David Wate, Hannah Wold, & Jacob Hall in The Return of The Tick. Photo courtesy The Alley Theater.
The Return of The Tick
Written & directed by Sterling Pratt
Review by Keith Waits
Entire contents copyright © 2018 by Keith Waits. All rights reserved
The Alley Theater remounts their original 2015 production to coincide with yet another iteration of the big blue guy on Amazon. I liked that first production well enough, but this second run feels like it works even better, and much of that impression is based in Connor Blankenship’s performance in the title role of the “nigh-invulnerable superhero in a blue tick costume.”
The Tick is the obtuse, monolithic center of the story: a dedicated, pillar of moral rectitude without guile or dimension. He is Superman without Clark Kent, Captain Marvel without Billy Batson, and Mr. Blankenship nails the self-possessed confidence with laser-focus, never allowing the shadow of depth to intrude on the deliberately mannered performance.
Some of the same cast from three years ago reprise their roles, and Andrew Mertz remains a near-perfect Arthur, The Tick’s humble, all-too-human, moth-costumed sidekick. Marc McHone is even better as The Terror, a super-villain inspired as much by Zero Mostel as by any comic book. Shauvon McGill is The Red Herring, and wins the award for most ridiculous costume (in a show like this, that’s saying a lot), while Jacob Hall returns as Sewer Urchin, this time with an even more pronounced, Southern Bon Vivant characterization.
Of the new cast members, David Wate is Batmanuel, and he effectively captures the Hispanic hero with a short man’s chip on his shoulder, while Hannah Wold essays American Made as a bit tougher and no-nonsense than before. Caitlin Clemons is Breadmaster and a charming Sally Sidekick, and Josh Rocchi rounds out the ensemble as Stalin, with Riker Hill providing the voice of Mr. Handy, who is, naturally, a hand puppet.
Sterling Pratt’s take on the material is a well-referenced, straightforward version of the foundational story, there being little point to establishing a satirical perspective on what is already a parody. As a director, he helps his cast play the right beats and, most importantly, the declarative gesture of comic book action.

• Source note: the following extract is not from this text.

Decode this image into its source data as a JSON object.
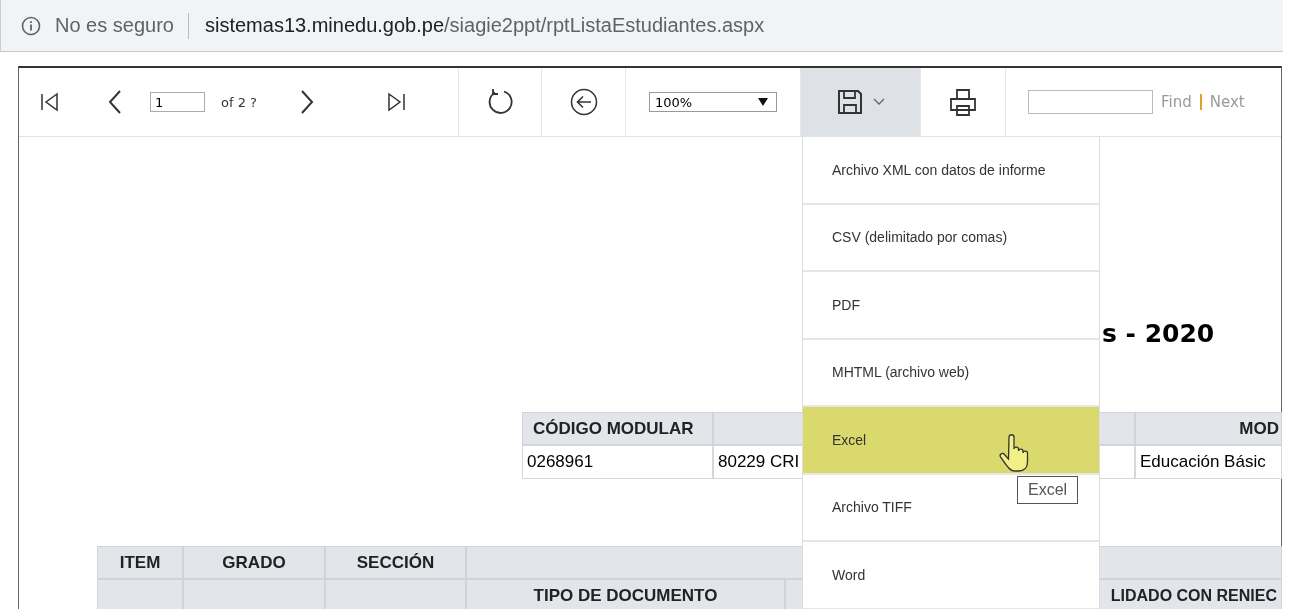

There were a few instances when players appeared awkward in the backgrounds of scenes where they were not the focus, but anytime one of them moves to the forefront, they knew how to execute the text in an uncluttered fashion.
The Return of The Tick
February 8-24, 2018
The Alley Theater
633 West Main Street
Louisville, Kentucky 40202
Keith Waits is a native of Louisville who works at Louisville Visual Art during the days, where he is Managing Editor of their Artebella blog, and host of LVA’s Artebella On The Radio on WXOX-FM 97.1/ ARTxFM.com. But spends most of his evenings indulging his taste for theatre, music and visual arts. His work has appeared in Pure Uncut Candy, TheatreLouisville, and Louisville Mojo. He is now Managing Editor for Arts-Louisville.com.